Entre árvores de tamarindo, num pequeno bosque denso no sopé do monte, o que foi uma loja, de paredes pardas, encardidas, acolhe um velho. Vende mangas à janela, a três meticais o quilo, menos de dez cêntimos de euro.
O caminho que falta é o leito pedregoso de uma via íngreme, delimitada por restos de passeio. As pedras soltaram-se há muito do pavimento e rolam debaixo dos pneus do todo-o-terreno que se esfalfa por trepar a ladeira.
Os edifícios da velha missão, fundada no século XIX, erguem-se no interior de uma muralha de pedra lavrada com ornatos de cruzes nos simulacros de torreões. A fachada da igreja avista-se de fora, através do espaço agora vazio do portão. É um frontispício pesado, austero, como que a querer intimidar pela via de uma autoridade mais terrena do que espiritual, dada a presença de duas torres de feição militar.
Tem uma história atribulada, a missão de Boroma. Poucos anos depois da fundação, a implantação da República trouxe más novas e condenou-a ao abandono. Reactivada mais tarde, a independência de Moçambique, em 1975, significou a nacionalização e apressou a ruína. Afinal, vendo bem, nem os diamantes são eternos, e tudo se converterá, num milénio qualquer, em pó.
Ao lado da igreja, um edifício de janelas decoradas com as cinco quinas hospeda uma escola agrária e não tem um aspecto muito católico. Há muito que não beneficia de obras mínimas de conservação e ostenta os sinais de um envelhecimento lento, mas firme. Lá ao fundo, o Zambeze desliza impassível, como os nacionalizadores, para o seu destino de delta.
O interior da igreja, o único espaço devolvido aos prévios proprietários, é um refrigério, com a sua luz pincelada pelos tons quentes das pinturas que decoram as paredes e o tecto com motivos geométricos e florais, tão frequentes, também, nas missões congéneres da América do Sul. O nicho de São José tem como guardiãs duas palmeiras e na talha do altar um azul turquesa brilha com um fulgor quase apagado, uma luz moribunda, simbólica, afinal, desta insólita sobrevivência no meio do mato.

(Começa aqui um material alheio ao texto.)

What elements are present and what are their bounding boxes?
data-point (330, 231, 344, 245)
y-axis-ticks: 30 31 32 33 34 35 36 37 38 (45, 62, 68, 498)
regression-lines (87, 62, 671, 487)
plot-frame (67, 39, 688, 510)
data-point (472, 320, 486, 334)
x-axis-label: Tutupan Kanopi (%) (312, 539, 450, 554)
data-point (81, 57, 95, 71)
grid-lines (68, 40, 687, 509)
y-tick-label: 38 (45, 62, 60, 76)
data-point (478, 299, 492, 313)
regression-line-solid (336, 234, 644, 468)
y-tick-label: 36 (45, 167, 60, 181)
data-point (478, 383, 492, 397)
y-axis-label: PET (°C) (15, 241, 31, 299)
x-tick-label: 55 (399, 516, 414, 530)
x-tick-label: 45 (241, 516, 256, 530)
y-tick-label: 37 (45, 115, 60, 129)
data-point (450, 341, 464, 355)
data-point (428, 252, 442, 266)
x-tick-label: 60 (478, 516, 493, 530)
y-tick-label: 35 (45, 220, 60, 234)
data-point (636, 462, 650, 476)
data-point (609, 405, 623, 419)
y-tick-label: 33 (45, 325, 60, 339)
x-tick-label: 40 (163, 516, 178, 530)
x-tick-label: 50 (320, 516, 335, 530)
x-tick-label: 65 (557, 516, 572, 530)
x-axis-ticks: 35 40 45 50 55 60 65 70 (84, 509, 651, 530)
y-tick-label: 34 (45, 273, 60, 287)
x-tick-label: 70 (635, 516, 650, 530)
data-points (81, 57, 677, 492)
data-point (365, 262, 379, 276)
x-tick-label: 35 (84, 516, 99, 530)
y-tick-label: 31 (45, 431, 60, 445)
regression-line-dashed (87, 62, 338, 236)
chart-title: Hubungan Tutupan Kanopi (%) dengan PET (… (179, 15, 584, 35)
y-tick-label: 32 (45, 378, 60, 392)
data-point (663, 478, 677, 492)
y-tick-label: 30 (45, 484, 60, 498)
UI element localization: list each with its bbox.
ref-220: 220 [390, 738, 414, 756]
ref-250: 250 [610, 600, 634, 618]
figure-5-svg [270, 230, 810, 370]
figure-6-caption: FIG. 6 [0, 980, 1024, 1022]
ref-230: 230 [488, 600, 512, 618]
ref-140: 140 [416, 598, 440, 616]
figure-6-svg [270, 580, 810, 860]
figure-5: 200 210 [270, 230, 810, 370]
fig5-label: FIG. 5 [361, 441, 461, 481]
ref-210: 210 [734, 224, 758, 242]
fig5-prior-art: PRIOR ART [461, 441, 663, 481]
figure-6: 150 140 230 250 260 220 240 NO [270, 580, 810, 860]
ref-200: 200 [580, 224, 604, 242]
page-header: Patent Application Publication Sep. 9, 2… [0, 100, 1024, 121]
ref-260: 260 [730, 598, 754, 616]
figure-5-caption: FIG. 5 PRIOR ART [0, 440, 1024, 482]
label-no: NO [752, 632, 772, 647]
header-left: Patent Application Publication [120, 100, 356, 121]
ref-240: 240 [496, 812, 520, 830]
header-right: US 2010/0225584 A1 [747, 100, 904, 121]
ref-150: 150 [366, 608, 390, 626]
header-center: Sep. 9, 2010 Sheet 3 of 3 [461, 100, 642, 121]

A sacristia não tem porta. Abre-se um armário, atolado em cacos e restos mortais de mobiliário, e um presépio de belas figurinhas, desenhadas por artista hábil, parece por momentos disposto num palco eleito para toda a eternidade. Por momentos, apenas. O voo de dezenas de morcegos em pânico dentro do armário diz-nos que aquele canto do universo lhes pertence e que o presépio não é agora mais do que um detalhe do seu habitat de bichos das trevas.